Makenzy Orcel, chantre des humeurs putrides
Par Mario Malivert
Le Nouvelliste, 22 octobre 2020
Après « Les immortelles » (Mémoire d’encrier, 2010) et « Les latrines » (Mémoire d’encrier, 2011), dans « L’ombre animale » (Zulma, 2016), qui a collecté plusieurs prix littéraires en France, et qui l’a certainement propulsé sur le podium d’invité d’honneur à Livres en folie 2017, aux côtés d’Odette Roy Fombrun, Makenzy Orcel refuse de marcher dans les sentiers battus du roman. Il choisit le chemin le moins parcouru, comme dit Robert Frost.
Refus du point et de signes de ponctuation en fin de paragraphe. Refus de la majuscule en début de paragraphe. Refus de donner des noms propres à certains personnages—emploi plutôt de noms génériques tels que : « l’Autre », « l’Inconnue » ou « l’Envoyé »). L’auteur appelle la mère de la narratrice « Toi » et utilise son propre nom pour nommer deux autres personnages du roman : « Makenzy », le père de la narratrice, et « Orcel », son frère. Dans son traitement des personnages et de la trame du roman, il embrasse bien plusieurs éléments du nouveau roman.
La narratrice, qui est décédée, se lance dans un monologue effréné, attaquant histoire après histoire, sous forme de flux de conscience : « ce serait mentir de dire que ça a toujours été facile de vivre seule ici, à passer des journées entières sans entrevoir la moindre silhouette du vivant, sinon quelques rares loques humaines aux regards vides rampant dans la poussière, je m’amusais parfois à me remémorer notre vie d’autrefois… » (p. 111). Elle parle de son enfance et de son adolescence dans une famille en dysfonctionnement où le père, Makenzy, se comporte en tyran, violeur récurrent de sa femme et agresseur d’enfant ; la mère, Toi, en femme figée dans une position de soumission aveugle ; et le frère, Orcel, en un garçon perdu dans un silence encombrant.

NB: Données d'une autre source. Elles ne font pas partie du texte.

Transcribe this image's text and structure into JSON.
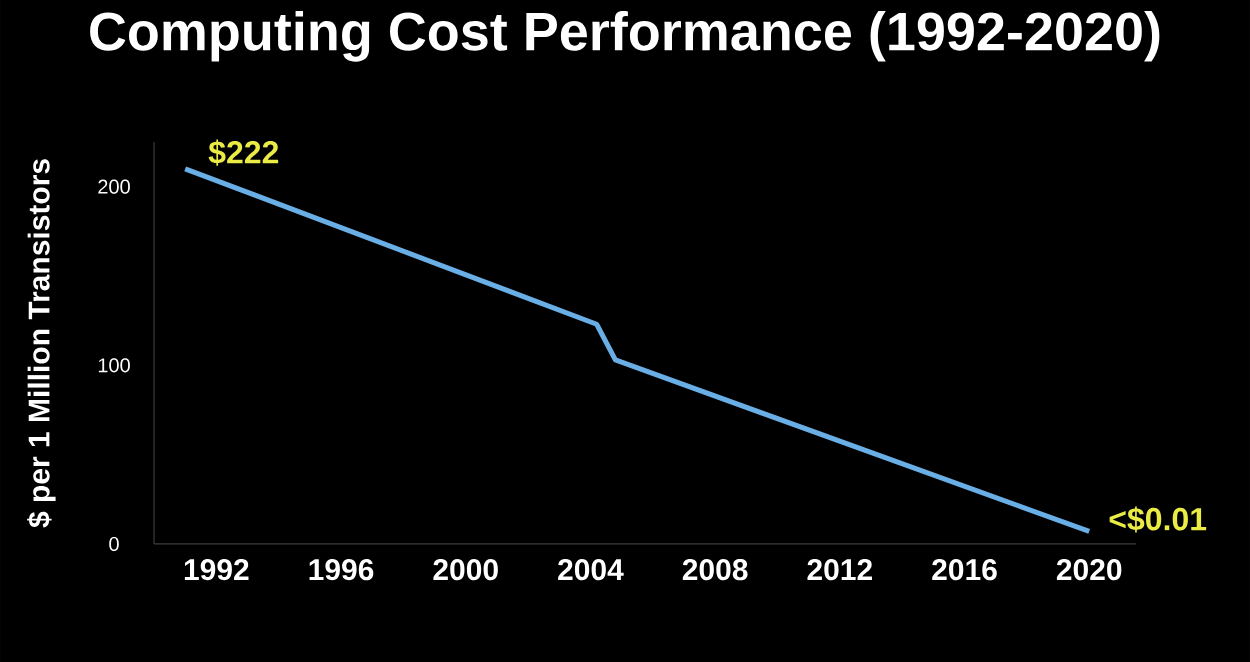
{
  "chart_data": {
    "type": "line",
    "title": "Computing Cost Performance (1992-2020)",
    "ylabel": "$ per 1 Million Transistors",
    "x": [
      1991,
      2004.2,
      2004.8,
      2020
    ],
    "series": [
      {
        "color": "#6aaee6",
        "values": [
          210,
          123,
          103,
          7
        ]
      }
    ],
    "xlim": [
      1990,
      2021.5
    ],
    "xticks": [
      1992,
      1996,
      2000,
      2004,
      2008,
      2012,
      2016,
      2020
    ],
    "ylim": [
      0,
      225
    ],
    "yticks": [
      0,
      100,
      200
    ],
    "annotations": [
      {
        "text": "$222",
        "x": 1991,
        "y": 210
      },
      {
        "text": "<$0.01",
        "x": 2020,
        "y": 7
      }
    ],
    "grid": false,
    "marker": "none",
    "line_style": "solid"
  }
}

D’autres protagonistes pointent leur nez dans certains endroits du roman pour s’effacer ensuite, tels des intrus. En fin de compte, tout un cortège de personnages évoluant dans la précarité : « La cuisine était une hutte de paille avec trois roches du feu au milieu, et une pile de bois secs dans un coin, toutes les cuisines au village se ressemblaient, la nuit il y avait tous les enfants accroupis autour du foyer attendant qu’on descende le dîner, que la flamme s’éteigne pour enterrer des patates sous la cendre chaude, et au bout de quelques minutes c’était prêt, on les dégustait avec les avocats… » (p. 58).

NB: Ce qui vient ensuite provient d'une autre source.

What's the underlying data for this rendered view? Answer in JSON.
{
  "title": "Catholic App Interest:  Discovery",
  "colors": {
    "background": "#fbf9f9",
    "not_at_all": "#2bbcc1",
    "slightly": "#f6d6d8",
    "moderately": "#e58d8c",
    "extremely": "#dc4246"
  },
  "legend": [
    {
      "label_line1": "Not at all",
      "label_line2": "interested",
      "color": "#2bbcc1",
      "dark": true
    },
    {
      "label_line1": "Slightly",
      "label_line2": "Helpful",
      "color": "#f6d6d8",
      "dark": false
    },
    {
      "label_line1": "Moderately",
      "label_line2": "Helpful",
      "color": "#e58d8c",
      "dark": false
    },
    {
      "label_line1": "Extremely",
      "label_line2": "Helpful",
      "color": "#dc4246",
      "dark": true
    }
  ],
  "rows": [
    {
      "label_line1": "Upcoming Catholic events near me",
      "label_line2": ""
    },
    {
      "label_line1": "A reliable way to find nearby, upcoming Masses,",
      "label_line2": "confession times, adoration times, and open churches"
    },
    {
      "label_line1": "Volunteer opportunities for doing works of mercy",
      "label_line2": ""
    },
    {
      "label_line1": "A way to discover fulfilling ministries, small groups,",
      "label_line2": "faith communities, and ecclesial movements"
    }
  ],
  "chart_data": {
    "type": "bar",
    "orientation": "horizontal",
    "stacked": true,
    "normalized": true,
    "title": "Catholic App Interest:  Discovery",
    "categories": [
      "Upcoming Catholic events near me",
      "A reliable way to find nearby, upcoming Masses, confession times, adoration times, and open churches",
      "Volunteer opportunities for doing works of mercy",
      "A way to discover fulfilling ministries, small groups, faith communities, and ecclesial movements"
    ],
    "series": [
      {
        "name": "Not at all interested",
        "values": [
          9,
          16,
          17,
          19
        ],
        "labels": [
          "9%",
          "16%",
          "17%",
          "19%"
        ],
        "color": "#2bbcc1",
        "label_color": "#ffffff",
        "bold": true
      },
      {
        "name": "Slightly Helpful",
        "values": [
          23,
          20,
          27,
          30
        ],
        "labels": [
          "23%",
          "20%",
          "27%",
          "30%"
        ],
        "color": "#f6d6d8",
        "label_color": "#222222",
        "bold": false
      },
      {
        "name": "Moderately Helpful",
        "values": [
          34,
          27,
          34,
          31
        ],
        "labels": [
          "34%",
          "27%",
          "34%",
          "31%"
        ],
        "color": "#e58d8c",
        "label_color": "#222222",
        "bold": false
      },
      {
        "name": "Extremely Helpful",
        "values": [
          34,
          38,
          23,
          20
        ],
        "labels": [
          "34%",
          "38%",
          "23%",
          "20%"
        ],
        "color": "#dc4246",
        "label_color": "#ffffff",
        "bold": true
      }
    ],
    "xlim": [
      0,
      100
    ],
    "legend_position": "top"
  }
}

Le roman se déroule tel un film démentiel d’où perche la voix de l’auteur, crue, acerbe, crachant le bastringue des personnages. Les instincts et les pulsions s’exhibent à l’œil nu. La démesure nous rit au nez, mais reflète bien la réalité d’aujourd’hui dans les pays comme le nôtre où les jeunes sont livrés à eux-mêmes dans un vécu apocalyptique, où les repères sont ébranlés jusqu’à leurs racines, où l’on vivote dans un marasme perpétuel, dans un qui-vive exécrable. Makenzy Orcel se campe ainsi en chantre du désarroi des jeunes des quartiers de non-droit qui ne cessent de pousser comme des champignons sauvages tant dans les recoins des zones métropolitaines que dans la province.
Orcel aime exposer au grand jour les espaces rejetés et méprisés de ce monde, choquer les âmes prudes, forcer les yeux à regarder les bas-fonds, les humeurs nauséabondes, les latrines, le calvaire des prostitués, les Makenzy, les Toi et les Orcel qui végètent là sous nos yeux, mais qui semblent invisibles, qui importent peu dans le grand schème de notre existence faussement stérile et ordonnée. Il se tient en précurseur de toute une horde de jeunes voix que l’on retrouve surtout dans les dédales du slam et de la poésie créole qui, tout comme lui, ont juré de bouleverser le monde avec les mots comme seule arme.